I am glad we STILL haven't invented teleportation.
This post definitely has nothing to do with the fact that I am frustrated with the constant delays in the Dutch public transport, and that I have had enough time to write TWO blog posts while waiting for my train. I like being vague about whether I am serious in this blog, but I would like to make it clear that I am completely serious in this paragraph.
Even though I struggle with the lack of transport to my city, I am glad we have not invented teleportation just yet. I'm no scientist (which is ironic because I am a data scientist), so I have no interest in the how. I am pretty sure some drunk physicist with their lab coat who have fallen asleep by a desk full of books will wake up at 3am and scream "Eureka!" one day, then design a first prototype before the eviction notice due to repeating noise complaints reach him thanks to the slow bureaucracy in this country.
I am also not interested in the what, who, where, when or why. I think there are things beyond these questions we need to address before we invent this thing. We have a horrible habit of inventing things first and then debating on the laws regarding the said thing. Let's preemptively make the laws for teleportation and get that discussion over with. I don't want to hear the headlines telling us that my country does not have the teleportation technology because the lawmaking process is delaying everything.

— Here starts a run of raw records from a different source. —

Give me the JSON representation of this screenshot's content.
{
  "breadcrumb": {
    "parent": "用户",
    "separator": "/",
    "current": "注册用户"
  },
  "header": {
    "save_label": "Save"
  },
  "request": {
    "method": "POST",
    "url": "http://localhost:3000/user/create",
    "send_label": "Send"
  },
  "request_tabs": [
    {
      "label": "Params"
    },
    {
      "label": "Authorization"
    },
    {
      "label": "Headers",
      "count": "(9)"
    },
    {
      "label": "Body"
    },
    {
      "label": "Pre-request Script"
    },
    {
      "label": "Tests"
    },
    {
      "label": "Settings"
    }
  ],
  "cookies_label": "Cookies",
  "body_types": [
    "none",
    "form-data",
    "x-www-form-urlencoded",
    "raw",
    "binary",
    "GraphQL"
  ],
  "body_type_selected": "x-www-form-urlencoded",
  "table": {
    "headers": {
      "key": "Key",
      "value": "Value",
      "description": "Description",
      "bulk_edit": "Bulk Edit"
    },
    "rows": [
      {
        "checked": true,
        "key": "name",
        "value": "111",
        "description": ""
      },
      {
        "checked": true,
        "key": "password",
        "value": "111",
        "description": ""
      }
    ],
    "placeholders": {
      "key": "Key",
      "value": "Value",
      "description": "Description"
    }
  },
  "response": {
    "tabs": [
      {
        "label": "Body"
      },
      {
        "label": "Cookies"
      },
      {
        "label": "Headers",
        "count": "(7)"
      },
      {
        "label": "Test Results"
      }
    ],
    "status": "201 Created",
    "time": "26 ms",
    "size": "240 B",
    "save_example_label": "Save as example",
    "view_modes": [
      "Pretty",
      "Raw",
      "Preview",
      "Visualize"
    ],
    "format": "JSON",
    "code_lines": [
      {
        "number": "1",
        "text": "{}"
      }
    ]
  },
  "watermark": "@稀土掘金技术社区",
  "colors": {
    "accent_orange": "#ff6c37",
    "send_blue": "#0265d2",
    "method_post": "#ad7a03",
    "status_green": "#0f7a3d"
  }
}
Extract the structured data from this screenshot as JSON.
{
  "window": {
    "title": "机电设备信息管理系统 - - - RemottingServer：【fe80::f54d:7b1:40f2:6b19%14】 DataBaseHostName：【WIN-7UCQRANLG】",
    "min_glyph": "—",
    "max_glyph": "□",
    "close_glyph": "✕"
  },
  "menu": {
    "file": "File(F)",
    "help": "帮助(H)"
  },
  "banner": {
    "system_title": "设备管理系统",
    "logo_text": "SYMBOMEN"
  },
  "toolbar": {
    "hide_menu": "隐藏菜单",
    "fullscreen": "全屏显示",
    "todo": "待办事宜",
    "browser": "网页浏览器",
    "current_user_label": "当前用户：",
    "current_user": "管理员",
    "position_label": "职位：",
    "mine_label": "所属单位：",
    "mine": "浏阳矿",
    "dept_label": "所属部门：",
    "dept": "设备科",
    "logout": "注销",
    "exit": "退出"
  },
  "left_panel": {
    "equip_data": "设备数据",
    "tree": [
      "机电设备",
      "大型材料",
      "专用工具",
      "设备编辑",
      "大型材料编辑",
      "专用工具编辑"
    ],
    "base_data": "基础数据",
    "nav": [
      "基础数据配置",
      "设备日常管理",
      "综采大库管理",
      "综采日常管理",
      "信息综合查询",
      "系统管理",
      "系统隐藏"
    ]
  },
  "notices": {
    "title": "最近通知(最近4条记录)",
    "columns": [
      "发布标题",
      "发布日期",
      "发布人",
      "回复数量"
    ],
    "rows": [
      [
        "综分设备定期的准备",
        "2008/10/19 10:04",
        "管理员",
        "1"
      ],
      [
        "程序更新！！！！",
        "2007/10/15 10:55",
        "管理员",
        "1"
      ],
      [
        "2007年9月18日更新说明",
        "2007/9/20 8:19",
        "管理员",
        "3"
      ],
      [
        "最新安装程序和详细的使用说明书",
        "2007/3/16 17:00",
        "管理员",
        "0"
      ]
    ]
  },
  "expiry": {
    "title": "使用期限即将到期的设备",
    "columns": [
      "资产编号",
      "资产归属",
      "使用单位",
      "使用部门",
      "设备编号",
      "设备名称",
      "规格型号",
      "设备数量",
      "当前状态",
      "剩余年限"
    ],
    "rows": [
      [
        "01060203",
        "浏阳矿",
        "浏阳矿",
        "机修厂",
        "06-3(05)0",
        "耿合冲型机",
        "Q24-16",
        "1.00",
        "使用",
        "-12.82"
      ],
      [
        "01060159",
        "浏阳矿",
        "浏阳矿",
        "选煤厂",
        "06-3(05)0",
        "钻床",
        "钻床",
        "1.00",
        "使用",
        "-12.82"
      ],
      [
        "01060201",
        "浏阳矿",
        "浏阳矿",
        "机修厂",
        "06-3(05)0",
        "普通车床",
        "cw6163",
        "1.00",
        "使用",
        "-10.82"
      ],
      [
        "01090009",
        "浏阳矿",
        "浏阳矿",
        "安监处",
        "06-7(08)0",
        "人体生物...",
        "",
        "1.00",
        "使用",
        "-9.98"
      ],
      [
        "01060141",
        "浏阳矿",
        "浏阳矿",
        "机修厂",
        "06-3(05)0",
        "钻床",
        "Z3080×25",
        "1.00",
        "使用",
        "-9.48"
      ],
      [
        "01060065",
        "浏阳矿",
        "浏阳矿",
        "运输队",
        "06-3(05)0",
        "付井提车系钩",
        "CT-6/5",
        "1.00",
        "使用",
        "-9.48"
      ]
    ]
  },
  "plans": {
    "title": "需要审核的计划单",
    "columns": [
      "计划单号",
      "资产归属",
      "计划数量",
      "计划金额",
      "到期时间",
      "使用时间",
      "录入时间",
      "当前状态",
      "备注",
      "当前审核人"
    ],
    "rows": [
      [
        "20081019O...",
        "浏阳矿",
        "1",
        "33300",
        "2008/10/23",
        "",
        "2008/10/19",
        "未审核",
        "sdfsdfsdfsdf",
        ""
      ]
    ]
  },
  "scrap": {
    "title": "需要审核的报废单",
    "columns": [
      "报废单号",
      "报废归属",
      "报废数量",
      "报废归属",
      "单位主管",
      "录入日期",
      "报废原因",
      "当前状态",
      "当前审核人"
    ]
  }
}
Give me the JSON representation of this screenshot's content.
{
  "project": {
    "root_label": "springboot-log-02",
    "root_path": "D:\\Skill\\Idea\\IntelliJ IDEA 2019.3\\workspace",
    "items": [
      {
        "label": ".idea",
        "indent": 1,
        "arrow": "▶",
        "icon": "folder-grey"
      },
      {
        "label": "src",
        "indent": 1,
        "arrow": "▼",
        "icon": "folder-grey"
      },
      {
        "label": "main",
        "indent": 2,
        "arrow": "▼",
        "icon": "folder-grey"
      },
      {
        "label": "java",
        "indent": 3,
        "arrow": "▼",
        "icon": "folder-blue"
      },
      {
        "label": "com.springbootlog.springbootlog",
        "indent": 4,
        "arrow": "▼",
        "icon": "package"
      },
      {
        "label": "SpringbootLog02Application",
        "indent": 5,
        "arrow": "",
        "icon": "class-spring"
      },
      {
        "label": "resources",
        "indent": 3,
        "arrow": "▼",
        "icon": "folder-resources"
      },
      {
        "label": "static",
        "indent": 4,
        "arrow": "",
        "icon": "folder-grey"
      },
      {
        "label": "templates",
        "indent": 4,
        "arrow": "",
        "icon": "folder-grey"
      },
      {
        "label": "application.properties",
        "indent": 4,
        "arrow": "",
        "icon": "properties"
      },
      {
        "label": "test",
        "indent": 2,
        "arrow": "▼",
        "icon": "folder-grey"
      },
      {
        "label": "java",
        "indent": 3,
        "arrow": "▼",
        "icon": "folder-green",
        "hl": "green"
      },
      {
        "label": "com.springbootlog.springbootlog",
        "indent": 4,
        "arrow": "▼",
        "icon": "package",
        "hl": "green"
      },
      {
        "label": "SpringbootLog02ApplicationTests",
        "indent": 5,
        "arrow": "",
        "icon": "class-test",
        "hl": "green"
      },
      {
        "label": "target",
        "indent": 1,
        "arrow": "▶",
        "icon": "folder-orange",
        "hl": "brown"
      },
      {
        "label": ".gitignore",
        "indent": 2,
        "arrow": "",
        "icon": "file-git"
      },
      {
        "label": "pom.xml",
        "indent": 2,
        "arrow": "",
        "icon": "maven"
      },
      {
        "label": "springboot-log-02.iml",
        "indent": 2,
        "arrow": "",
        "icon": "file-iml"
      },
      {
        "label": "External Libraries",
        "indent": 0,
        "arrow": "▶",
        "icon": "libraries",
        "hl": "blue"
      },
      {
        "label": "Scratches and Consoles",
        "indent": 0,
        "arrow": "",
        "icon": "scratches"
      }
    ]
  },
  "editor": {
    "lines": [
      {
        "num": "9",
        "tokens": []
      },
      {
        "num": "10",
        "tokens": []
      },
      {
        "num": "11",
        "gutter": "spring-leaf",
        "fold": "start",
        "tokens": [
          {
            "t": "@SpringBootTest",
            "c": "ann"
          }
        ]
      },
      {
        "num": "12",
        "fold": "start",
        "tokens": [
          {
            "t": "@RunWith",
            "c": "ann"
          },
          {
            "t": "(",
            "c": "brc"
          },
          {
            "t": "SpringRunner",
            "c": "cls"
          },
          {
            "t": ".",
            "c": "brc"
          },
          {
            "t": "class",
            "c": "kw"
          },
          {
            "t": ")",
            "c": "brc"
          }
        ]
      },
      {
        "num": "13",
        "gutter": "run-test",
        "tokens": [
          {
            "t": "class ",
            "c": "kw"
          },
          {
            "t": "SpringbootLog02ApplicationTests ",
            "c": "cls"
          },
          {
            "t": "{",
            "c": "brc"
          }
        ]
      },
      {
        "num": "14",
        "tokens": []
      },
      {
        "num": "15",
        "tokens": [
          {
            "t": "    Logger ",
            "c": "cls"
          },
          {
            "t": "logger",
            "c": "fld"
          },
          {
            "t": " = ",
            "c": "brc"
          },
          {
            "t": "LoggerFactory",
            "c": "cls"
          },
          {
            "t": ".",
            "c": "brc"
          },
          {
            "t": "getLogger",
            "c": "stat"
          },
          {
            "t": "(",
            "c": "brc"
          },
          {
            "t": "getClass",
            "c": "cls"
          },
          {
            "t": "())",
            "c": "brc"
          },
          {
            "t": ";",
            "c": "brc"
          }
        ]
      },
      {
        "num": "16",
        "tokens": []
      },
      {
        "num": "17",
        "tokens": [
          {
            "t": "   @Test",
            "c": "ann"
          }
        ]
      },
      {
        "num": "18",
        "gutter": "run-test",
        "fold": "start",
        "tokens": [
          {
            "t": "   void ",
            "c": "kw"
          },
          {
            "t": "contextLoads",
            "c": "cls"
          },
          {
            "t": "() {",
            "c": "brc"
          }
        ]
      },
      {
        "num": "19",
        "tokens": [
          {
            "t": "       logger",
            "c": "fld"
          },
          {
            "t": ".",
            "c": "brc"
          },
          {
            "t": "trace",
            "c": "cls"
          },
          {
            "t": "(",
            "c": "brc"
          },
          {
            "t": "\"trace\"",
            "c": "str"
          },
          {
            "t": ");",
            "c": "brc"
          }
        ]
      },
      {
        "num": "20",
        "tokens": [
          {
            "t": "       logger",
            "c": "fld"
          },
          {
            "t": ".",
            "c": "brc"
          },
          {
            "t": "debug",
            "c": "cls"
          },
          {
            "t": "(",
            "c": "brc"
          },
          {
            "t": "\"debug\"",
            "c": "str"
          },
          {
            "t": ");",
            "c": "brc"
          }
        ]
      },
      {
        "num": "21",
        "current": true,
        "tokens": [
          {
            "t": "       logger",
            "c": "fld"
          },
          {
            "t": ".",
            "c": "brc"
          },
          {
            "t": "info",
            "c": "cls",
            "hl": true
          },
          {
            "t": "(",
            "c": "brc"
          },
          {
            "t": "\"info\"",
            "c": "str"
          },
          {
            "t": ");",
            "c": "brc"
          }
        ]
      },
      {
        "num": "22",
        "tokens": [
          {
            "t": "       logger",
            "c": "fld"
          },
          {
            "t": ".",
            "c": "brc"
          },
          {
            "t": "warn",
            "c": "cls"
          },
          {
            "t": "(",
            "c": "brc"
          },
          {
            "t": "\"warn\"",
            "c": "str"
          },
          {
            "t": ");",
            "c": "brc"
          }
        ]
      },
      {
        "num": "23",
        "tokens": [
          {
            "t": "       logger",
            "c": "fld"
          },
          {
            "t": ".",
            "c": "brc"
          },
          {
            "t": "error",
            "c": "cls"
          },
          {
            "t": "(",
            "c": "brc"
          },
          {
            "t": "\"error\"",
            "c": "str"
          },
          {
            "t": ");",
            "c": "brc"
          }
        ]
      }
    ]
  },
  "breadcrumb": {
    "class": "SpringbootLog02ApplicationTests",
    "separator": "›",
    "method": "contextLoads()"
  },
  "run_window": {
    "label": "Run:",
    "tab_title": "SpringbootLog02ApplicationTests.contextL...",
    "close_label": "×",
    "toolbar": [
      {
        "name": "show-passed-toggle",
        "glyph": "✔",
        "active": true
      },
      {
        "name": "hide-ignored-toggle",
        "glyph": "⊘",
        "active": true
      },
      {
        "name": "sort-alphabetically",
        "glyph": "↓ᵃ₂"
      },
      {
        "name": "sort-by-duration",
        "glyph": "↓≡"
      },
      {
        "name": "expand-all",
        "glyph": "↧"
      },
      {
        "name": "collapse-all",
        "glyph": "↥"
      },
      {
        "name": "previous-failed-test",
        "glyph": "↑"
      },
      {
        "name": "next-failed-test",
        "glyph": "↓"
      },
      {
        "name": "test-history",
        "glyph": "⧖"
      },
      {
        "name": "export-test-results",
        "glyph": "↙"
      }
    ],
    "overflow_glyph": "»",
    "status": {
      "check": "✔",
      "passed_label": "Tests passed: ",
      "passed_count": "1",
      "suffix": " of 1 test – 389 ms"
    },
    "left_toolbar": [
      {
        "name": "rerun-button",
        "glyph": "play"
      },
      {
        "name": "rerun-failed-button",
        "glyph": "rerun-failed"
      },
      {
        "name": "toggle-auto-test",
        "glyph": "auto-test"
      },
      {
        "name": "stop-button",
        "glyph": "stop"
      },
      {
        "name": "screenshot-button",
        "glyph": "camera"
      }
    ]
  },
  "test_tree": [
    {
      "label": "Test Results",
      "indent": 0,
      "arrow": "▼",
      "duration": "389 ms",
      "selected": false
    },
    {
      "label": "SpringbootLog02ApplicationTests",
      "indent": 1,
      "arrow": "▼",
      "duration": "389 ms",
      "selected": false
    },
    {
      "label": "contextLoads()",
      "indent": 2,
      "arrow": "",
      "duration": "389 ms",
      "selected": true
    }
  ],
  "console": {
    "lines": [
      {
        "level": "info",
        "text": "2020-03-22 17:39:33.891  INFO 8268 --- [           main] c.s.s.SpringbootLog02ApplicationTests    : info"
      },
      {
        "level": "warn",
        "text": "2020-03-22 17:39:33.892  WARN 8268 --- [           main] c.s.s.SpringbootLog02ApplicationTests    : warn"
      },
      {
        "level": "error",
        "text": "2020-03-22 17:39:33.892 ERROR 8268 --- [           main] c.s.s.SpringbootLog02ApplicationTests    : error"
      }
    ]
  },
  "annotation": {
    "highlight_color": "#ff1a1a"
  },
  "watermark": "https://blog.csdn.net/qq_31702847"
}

I spent half a year to find a house while most of my friends had already moved after a month or two. Why? I was very stubborn and I really opposed the idea of having a roommate. Then I spent an entire year happy for owning my very own front door. (Not to brag but I also own the inside of the house, not just the door.) This could change drastically once you put the teleportation in the equation.
Everywhere around the world would be within reach, in the matter of seconds maybe. Cool. You could travel from the country Georgia to the United States's united state Georgia in the blink of an eye faster than any George in the history could. Amazing. But what prevents any George from teleporting inside your living room? Do we casually agree that all eight billion of us are roommates and give an oath that we will respect each other's private space?
I don't want a stranger George to enjoy my house's facilities for free and without my consent when I am doing all housework alone over here. There are days I feel too lazy to clean up my dishes and now that anyone can just hop into my kitchen, I would live with the stress of someone noticing the pile of plates and embarrassing me publicly. Yes, publicly in my own house. At this point, would I be considered the only tenant here?
The fact that someone might be listening to my horrible singing in the shower while I think I am alone in the house would scare me so much. I suppose this is not a concern specific to teleportation as my phone probably has listened to me for years already. Google might have collected enough data to make a text-to-speech bot from my voice so maybe they don't even need to listen to me in shower to hear my singing anyways. I suddenly feel watched.
Alright. Let's put the narcissism aside and stop entertaining the fact that a tech giant such as Google would spend any time and resources just to imitate a person who is as insignificant as myself. Even if they steal my bank account with that kind of technology, the money in the bank would not even pay for the electricity bill they spent to hack me.
Speaking of banks, how would they secure the money anymore? Would anything be considered as a vault when everyone has physical access to anything? Would we truly go for a digital currency if that were to happen? And since you can go steal anything anyways, would money be worth anything at all?
I guess not. Teleportation simply makes locations and positions irrelevant. Every place could be here. Everything too would be here. Assuming there is enough supply still, money and monetary value would lose all of its meaning. Everything would be hypothetically free. Maybe we would guard the valuables in close proximity and stop any person who teleported in, from taking the items with them.
I am not convinced that in a world like this, farmers and other manufacturers would actually continue production. Someone is going to come steal the goods, or they themselves will just go steal someone else's. That sounds like an entire economical collapse all of a sudden. A risk not worth taking. For the sake of this blog post, I will keep assuming there will still be production in the sense we are used to.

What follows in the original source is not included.